Récompensée de l’Oscar de la meilleure actrice dans un second rôle pour Marriage Story de Noah Baumbach en 2020, Laura Dern s’est également illustrée dans un certain nombre de séries, dont Enlightened de Mark White (le créateur de The White Lotus), Big Little Lies de Jean-Marc Vallée, mais aussi la saison 3 de Twin Peaks, dans laquelle elle donne corps à la fameuse Diane, dont on ne connaissait que la voix jusque-là. « David m’a confié qu’il avait le sentiment que c’était moi qui lui susurrais à l’oreille tout ce temps. »

Interrogée par un spectateur sur sa participation mémorable à la série Ellen en 1997, où elle campait le crush d’Ellen DeGeneres, l’actrice se remémore le coming out historique de l’animatrice et humoriste américaine. « Ce moment a complètement changé ma vie. Ça a été incroyable pour moi de soutenir Ellen à cet instant précis de son existence, de regarder cette femme adulte dans les yeux, de sentir sa main trembler dans la mienne, la peur la parcourir. J’en ai eu le cœur brisé et ne souhaite à personne de traverser cette épreuve. »

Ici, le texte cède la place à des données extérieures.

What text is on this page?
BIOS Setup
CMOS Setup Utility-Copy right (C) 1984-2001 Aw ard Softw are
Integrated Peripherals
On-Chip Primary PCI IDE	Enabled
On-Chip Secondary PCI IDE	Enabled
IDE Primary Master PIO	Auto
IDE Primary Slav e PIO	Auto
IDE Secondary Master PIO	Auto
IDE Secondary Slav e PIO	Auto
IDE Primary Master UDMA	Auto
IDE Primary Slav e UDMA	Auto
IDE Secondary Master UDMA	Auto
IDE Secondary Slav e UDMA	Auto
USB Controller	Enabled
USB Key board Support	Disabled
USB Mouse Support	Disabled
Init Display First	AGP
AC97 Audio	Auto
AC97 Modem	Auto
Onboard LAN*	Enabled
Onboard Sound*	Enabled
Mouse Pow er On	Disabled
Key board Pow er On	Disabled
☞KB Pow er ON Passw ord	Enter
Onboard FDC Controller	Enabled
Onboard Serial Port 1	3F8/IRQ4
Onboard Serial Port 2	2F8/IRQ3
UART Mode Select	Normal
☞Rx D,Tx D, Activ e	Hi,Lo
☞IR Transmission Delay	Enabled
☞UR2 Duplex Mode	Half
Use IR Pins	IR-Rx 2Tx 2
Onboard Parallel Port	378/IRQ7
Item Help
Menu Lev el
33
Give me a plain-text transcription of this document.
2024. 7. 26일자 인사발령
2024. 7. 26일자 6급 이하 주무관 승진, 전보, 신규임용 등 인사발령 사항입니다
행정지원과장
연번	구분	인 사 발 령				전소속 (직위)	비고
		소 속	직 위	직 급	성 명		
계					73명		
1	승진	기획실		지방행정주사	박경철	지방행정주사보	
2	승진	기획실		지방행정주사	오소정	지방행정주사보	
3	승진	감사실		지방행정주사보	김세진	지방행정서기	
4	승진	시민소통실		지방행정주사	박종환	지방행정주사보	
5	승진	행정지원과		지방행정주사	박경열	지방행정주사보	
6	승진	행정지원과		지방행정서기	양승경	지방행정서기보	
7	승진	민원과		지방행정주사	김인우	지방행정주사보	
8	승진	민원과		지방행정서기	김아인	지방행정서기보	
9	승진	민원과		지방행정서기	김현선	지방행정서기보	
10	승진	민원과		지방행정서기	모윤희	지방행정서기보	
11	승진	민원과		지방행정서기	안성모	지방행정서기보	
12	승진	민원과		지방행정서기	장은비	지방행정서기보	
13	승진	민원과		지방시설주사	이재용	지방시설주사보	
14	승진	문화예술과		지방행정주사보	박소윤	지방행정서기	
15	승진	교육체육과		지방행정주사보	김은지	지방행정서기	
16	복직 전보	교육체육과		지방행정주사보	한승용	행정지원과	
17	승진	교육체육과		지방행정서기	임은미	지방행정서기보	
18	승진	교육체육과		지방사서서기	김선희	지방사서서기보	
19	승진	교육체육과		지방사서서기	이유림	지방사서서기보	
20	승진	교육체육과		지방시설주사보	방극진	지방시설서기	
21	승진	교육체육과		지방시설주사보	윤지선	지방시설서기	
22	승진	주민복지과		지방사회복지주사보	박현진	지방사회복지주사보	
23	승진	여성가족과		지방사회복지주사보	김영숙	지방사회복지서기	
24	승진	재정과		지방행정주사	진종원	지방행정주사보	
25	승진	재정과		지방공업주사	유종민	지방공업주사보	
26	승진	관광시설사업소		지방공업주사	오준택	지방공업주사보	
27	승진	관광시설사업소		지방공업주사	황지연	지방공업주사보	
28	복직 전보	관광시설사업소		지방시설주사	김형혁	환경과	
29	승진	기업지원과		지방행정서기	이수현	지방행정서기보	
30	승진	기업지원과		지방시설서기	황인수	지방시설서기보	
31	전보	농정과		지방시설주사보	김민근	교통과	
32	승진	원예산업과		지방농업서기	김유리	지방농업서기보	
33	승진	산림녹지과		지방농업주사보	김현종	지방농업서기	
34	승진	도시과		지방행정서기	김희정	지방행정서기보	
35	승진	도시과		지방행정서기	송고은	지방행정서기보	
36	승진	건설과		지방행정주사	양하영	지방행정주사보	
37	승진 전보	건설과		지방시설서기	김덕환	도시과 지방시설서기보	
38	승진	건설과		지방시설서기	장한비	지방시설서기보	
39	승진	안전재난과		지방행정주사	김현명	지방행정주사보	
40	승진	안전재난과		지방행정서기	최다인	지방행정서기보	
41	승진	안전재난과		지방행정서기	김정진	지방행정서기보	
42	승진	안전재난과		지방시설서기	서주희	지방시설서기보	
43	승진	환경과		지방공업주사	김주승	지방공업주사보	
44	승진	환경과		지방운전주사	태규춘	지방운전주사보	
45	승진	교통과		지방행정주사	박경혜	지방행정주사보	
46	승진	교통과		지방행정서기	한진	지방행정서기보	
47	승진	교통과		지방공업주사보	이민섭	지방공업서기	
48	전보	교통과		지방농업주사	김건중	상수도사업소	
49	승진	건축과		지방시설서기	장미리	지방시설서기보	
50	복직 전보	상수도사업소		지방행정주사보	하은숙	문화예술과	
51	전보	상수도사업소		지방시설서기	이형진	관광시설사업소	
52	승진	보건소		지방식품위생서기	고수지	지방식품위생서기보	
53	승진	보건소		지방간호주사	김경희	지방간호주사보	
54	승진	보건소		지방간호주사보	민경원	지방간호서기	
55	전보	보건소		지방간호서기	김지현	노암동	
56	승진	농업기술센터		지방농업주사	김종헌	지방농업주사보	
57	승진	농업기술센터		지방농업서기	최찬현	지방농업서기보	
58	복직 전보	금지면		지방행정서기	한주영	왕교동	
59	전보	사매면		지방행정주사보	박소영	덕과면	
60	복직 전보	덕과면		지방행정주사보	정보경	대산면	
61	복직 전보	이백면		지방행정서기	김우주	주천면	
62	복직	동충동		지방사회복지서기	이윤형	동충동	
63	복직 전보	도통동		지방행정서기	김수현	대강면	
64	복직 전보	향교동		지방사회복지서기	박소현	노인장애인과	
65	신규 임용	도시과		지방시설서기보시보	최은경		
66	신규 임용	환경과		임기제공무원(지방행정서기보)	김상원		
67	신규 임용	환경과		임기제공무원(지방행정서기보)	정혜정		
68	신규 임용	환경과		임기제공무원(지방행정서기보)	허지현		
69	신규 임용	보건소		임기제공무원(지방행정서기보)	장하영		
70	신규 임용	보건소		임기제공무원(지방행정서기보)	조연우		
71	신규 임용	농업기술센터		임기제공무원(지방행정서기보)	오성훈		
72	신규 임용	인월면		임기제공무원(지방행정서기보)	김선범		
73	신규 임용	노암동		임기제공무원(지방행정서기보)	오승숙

Et la salle de saisir dans l’émotion qui s’est installée sur scène l’importance que Laura Dern confère à la création de modèles, à quel point aussi elle se nourrit de figures du passé – à l’image de Bette Davis, Shelley Winters (Lolita) ou Ann Baxter (Ève) – comme de nouveaux regards. « Je suis toujours à l’écoute d’artistes qui offrent quelque chose de pur dans leur radicalité. » Quand on la questionne sur sa collaboration avec Jean-Marc Vallée, disparu prématurément fin 2021, elle se rappelle son envie furieuse, tant dans Wild (1994) que dans Big Little Lies (2017-2019), de lui faire tout essayer. « Au déjeuner, il me faisait tourner des scènes seule, on explorait les personnages avec une férocité que j’aime énormément. » Si, loin de tout formatage esthétique, l’actrice a beaucoup voyagé dans la plasticité de son visage, elle trouve chez Florian Zeller, qui la dirige dans The Son, en salles le 1er mars, un nouveau guide. « Il m’a accompagnée de manière géniale dans le rôle d’une mère en souffrance, dont la rage et le désespoir – que l’on a pu voir s’exprimer chez tant de mes personnages – sont cette fois-ci totalement rentrés », confie l’actrice, se fendant plus tard de quelques mots en français, cocasses imitations du réalisateur qui vient de rejoindre sa fascinante galaxie.